Una tarde heladora a principios de enero, ¿tal vez justo antes de Reyes? De vuelta de casa de Nacho, subíamos a oscuras por el parque del Oeste Ana, Tato, Luisa y yo. Íbamos concentrados en el frío, que dolía, y en mi cabeza resonaban las primeras notas del Cuatro rosas de Gabinete Caligari, más graves y lentas porque se expandían en el silencio álgido de la hora.

Salem, Nueva Inglaterra, aún no ha amanecido. A veinte bajo cero, salgo a caminar en las calles vacías —dos pantalones, cuatro camisas, tres pares de calcetines— por el placer de oír el crujido de la nieve bajo las botas y admirar la quietud perfecta de las ramas desnudas.
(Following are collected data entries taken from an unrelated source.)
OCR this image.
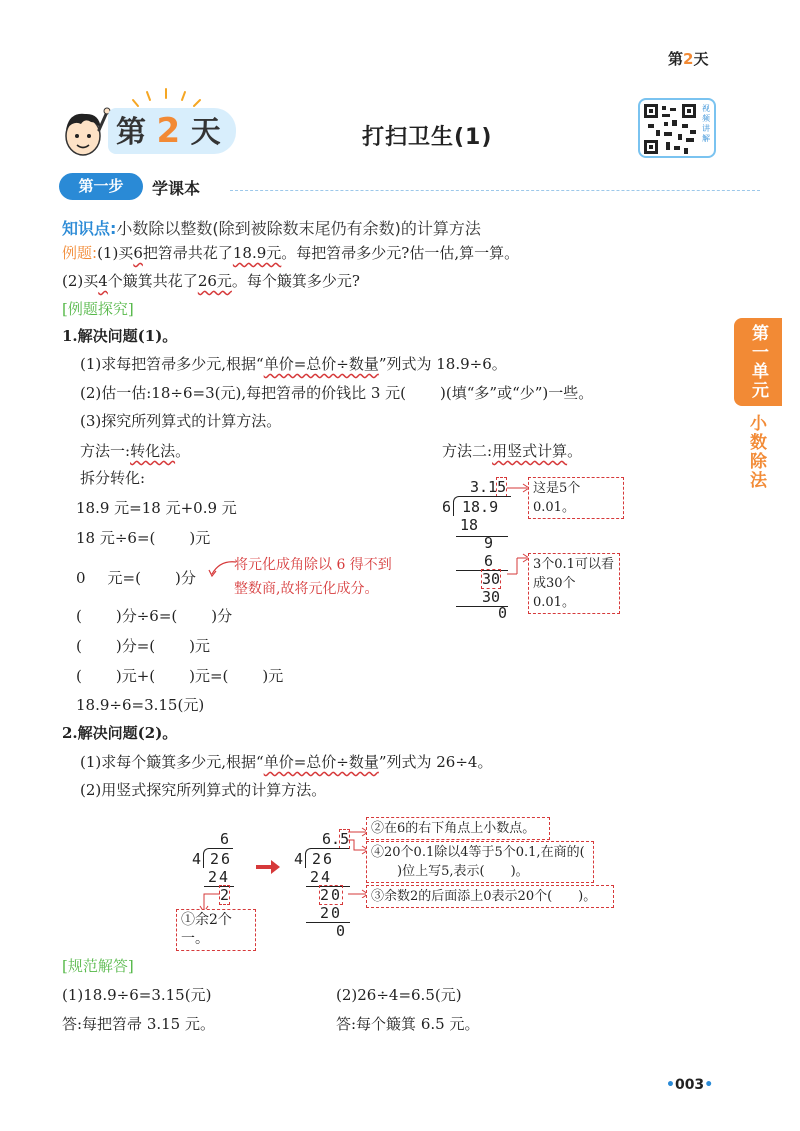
第2天
第 2 天	打扫卫生(1)
视频讲解
第一步	学课本
第一单元
小数除法
知识点:小数除以整数(除到被除数末尾仍有余数)的计算方法
例题:(1)买6把笤帚共花了18.9元。每把笤帚多少元?估一估,算一算。
(2)买4个簸箕共花了26元。每个簸箕多少元?
[例题探究]
1.解决问题(1)。
(1)求每把笤帚多少元,根据“单价=总价÷数量”列式为 18.9÷6。
(2)估一估:18÷6=3(元),每把笤帚的价钱比 3 元( )(填“多”或“少”)一些。
(3)探究所列算式的计算方法。
方法一:转化法。
拆分转化:
18.9 元=18 元+0.9 元
18 元÷6=( )元
0 元=( )分
将元化成角除以 6 得不到整数商,故将元化成分。
( )分÷6=( )分
( )分=( )元
( )元+( )元=( )元
18.9÷6=3.15(元)
方法二:用竖式计算。
3.15
6 18.9
18
9
6
30
30
0
这是5个0.01。
3个0.1可以看成30个0.01。
2.解决问题(2)。
(1)求每个簸箕多少元,根据“单价=总价÷数量”列式为 26÷4。
(2)用竖式探究所列算式的计算方法。
6
4 26
24
2
①余2个一。
6.5
4 26
24
20
20
0
②在6的右下角点上小数点。
④20个0.1除以4等于5个0.1,在商的()位上写5,表示( )。
③余数2的后面添上0表示20个( )。
[规范解答]
(1)18.9÷6=3.15(元)
答:每把笤帚 3.15 元。
(2)26÷4=6.5(元)
答:每个簸箕 6.5 元。
•003•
Todavía de noche, dejar atrás la hospedería de Valvanera hacia las cumbres blancas de los Pancrudos. O emprender el ascenso a Peñalara una madrugada cristalina. Y agradecer en silencio la exactitud del aire helado.

Medio aislados en la solitaria posada de Los Carabeos, salimos con los niños a jugar: y al primer escalofrío le sigue la euforia que solo produce el ejercicio en una nieve muy blanca y muy limpia.

Memoria y necesidad del frío. No querer resignarse uno a saber que en el mismo momento en que revuelve estos papeles en su tabuco de escribidor, una tarde de finales de diciembre, se abate la ventisca sobre blancos caminitos que discurren entre pueblos abandonados por el norte de Palencia, en el páramo soriano o en el yermo burgalés, donde un árbol sin abrigo se estremece de helor y desamparo, y tal vez un caminante fantasmagórico avance con su pesada mochila a cuestas como si siguiera un rumbo cierto: con aplomo y lenta determinación, pero sin saber a dónde va, y ahorrándose el sonido siquiera de un suspiro por el frío, la soledad o la historia que no tiene. (Sospechar que podría uno ser ese caminante. El personaje minúsculo, como a lo lejos, en un cuadro nevado).

El gélido cuarto de una pensión en no sé qué pueblo de Guadalajara, o la habitación —una nevera— de un hostal de Gredos, en aquellas excursiones con María Luisa que un día dejaron de ser. El terror a meternos entre las sábanas congeladas, y los aspavientos y las risas al hacerlo juntos.

Me asomo al despuntar el día a la puerta de mi cabaña en Kálfafell, muy cerca del glaciar, y tirito entre sorbos de café mirando los rosas, los malvas, los naranjas exquisitos en un cielo peltre y anacarado.

Oírle a mi madre contar otra vez cómo una mañana de enero, con la ciudad paralizada por la nieve, un médico llega tarde al hospital: el niño ya ha nacido. En la memoria, desde entonces, la huella del hielo unida a la idea de refugio y bienestar. (Vagos propósitos de gabinete, en esta tarde de invierno: como quien busca cobijo, saldré a buscar el frío).